Applications are being accepted for “qualified volunteers” interested in donating their time as members of Como’s fire department, which will become part of “Como Department of Public Safety – Police and Fire,” Com City Mayor Darla Henry reported late Friday night following a special meeting of Como City Council.

Como VFD

“In the coming days and weeks hopefully you’ll begin to see some basic changes of signs and logos. Our goal is to purchase the equipment we need and staff the Fire Dept with enthusiastic, trained and qualified young men and women that will dedicate their time to keeping Como and its’ residents safe,” the mayor posted on Aug. 23.

Andy Lowen has been appointed public safety director and will serve as head of both the screened volunteers who will make up the newly comprised fire department as well as the police department. Matt Green was appointed assistant fire chief.

Lowen and the city are working to obtain their official Texas Commission On Law Enforcement number to reestablish a police department in Como in order to officially operate as a recognized law enforcement agency, according to Endsley.

According to the release from Henry. when the Como Police Department is established, it won’t be staffed 24 hours a day, 7 days a week. It will focus mostly on code enforcement during the day. Hopkins County Sheriff’s Office continuing to serve other law enforcement needs after hours and as needed during the day.

“It’s a good process. There’s still more to come, but it’s just going to be a little bit of a process to get through this,” Endsley said.

Newsom noted one of the steps in that process was officially passing a resolution in commissioners court that could be given to the postal service so that all mail for Como fire department will be forwarded to the city.

The county judge said he sent a letter “to whom it may concern” to the post office requesting that any mail, bills or otherwise, be diverted to the City of Como.
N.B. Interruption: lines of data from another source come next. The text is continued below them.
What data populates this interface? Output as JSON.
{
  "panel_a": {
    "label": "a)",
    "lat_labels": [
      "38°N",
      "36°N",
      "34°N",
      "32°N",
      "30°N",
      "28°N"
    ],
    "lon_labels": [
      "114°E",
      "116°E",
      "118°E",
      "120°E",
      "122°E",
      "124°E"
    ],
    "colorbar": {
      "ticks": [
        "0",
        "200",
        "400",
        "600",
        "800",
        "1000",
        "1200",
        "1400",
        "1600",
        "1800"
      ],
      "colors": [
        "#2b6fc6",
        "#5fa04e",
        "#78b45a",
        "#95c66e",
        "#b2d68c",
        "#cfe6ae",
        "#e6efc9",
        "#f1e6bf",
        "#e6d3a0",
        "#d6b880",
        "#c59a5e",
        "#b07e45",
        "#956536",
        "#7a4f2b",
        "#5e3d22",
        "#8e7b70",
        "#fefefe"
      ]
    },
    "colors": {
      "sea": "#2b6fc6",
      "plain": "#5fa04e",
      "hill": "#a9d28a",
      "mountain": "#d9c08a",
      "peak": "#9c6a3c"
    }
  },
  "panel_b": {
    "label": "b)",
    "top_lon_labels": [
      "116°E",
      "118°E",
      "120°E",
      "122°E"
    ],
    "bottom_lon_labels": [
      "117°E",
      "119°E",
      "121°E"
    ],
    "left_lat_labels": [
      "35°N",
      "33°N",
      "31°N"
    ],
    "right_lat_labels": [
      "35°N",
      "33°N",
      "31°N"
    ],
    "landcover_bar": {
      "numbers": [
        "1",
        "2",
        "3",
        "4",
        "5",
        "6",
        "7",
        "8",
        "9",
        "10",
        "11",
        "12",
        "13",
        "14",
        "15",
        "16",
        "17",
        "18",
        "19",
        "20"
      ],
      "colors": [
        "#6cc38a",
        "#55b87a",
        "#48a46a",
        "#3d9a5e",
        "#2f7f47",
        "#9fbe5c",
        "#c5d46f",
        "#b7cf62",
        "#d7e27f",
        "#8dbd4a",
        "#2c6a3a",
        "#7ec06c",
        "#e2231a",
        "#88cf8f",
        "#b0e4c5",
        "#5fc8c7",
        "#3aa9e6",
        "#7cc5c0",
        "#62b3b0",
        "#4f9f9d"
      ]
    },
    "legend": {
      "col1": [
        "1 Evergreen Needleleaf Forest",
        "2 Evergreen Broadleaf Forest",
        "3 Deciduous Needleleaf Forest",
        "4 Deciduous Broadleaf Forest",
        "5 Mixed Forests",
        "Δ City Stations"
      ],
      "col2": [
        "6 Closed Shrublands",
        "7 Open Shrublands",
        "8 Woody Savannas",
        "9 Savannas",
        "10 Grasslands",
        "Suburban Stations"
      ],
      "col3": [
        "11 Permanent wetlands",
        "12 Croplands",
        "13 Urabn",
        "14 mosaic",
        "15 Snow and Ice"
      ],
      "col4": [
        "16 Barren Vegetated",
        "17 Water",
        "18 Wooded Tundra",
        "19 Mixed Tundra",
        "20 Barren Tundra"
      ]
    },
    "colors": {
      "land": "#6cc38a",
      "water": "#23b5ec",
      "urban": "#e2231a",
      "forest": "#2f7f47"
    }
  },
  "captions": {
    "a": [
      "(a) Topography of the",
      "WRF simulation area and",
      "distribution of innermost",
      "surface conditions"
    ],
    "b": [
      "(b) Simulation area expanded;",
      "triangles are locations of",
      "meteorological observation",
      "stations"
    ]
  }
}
However, the postal service did not want to honor the request without an order from the court, according to Newsom.

Thus, Newsom presented an official order which was approved and signed during commissioners court, which “authorizes the city of Como to collect all mail, bills, and payments regarding the Como Volunteer Fire Department of Como, Texas.” The document will be presented to the postal service to facilitate the transfer, according to the county judge.

Como City Hall, 104 Mills St., Como, Texas

The order also stipulates that all bills for Como fire department will be paid by the City of Como during this interim, requires the City of Como to maintain careful and full accounting of all receipts of monies and all expenditures.

“So Como will be operating as a volunteer fire department, maintained by the City of Como, until further reorganization?” asked Precinct 1 Commissioner Mickey Barker.

“It will remain under the authority of the City Council. The fire department will report to the city council just like Cumby does, and the city of Tira, Sulphur Springs. They are their own entity now; they come under the city’s authority. So they report now to the city,” Endsley said.

“So they will or will not be under contract with Hopkins County?” Barker asked.

“They continue to work under [Hopkins County], just like Cumby and Tira, do. They responded in their city. Anything outside their city, the county district, that falls under the court’s authority,” Endsley explained.

“Right now, the court – we’ve stopped payments. Every month Hopkins County send money to each of the volunteer fire departments for maintenance. It’s not a lot of money, but it helps them keep the lights on and keep operating. We stopped all those payments for now, until things get more grounded. This is one of the steps in getting it back to some type of normalcy because of the recent events regarding the chief and the secretary/treasurer of Como fire department,” Newsom said of Como VFD.

Precinct 3 Commissioner Wade Bartley asked if funding is withheld, would the department just not receive it, or would it be “retroactive?”

“I’m sure it will be. I don’t think they should lose anything over this. It’s not really the fault of the volunteer fire department. That’s my suggestion. We’re holding those funds right now. Hopefully, this isn’t going to take very long. They are ready to go forward I think, with this order approved by the court,” Newsom said.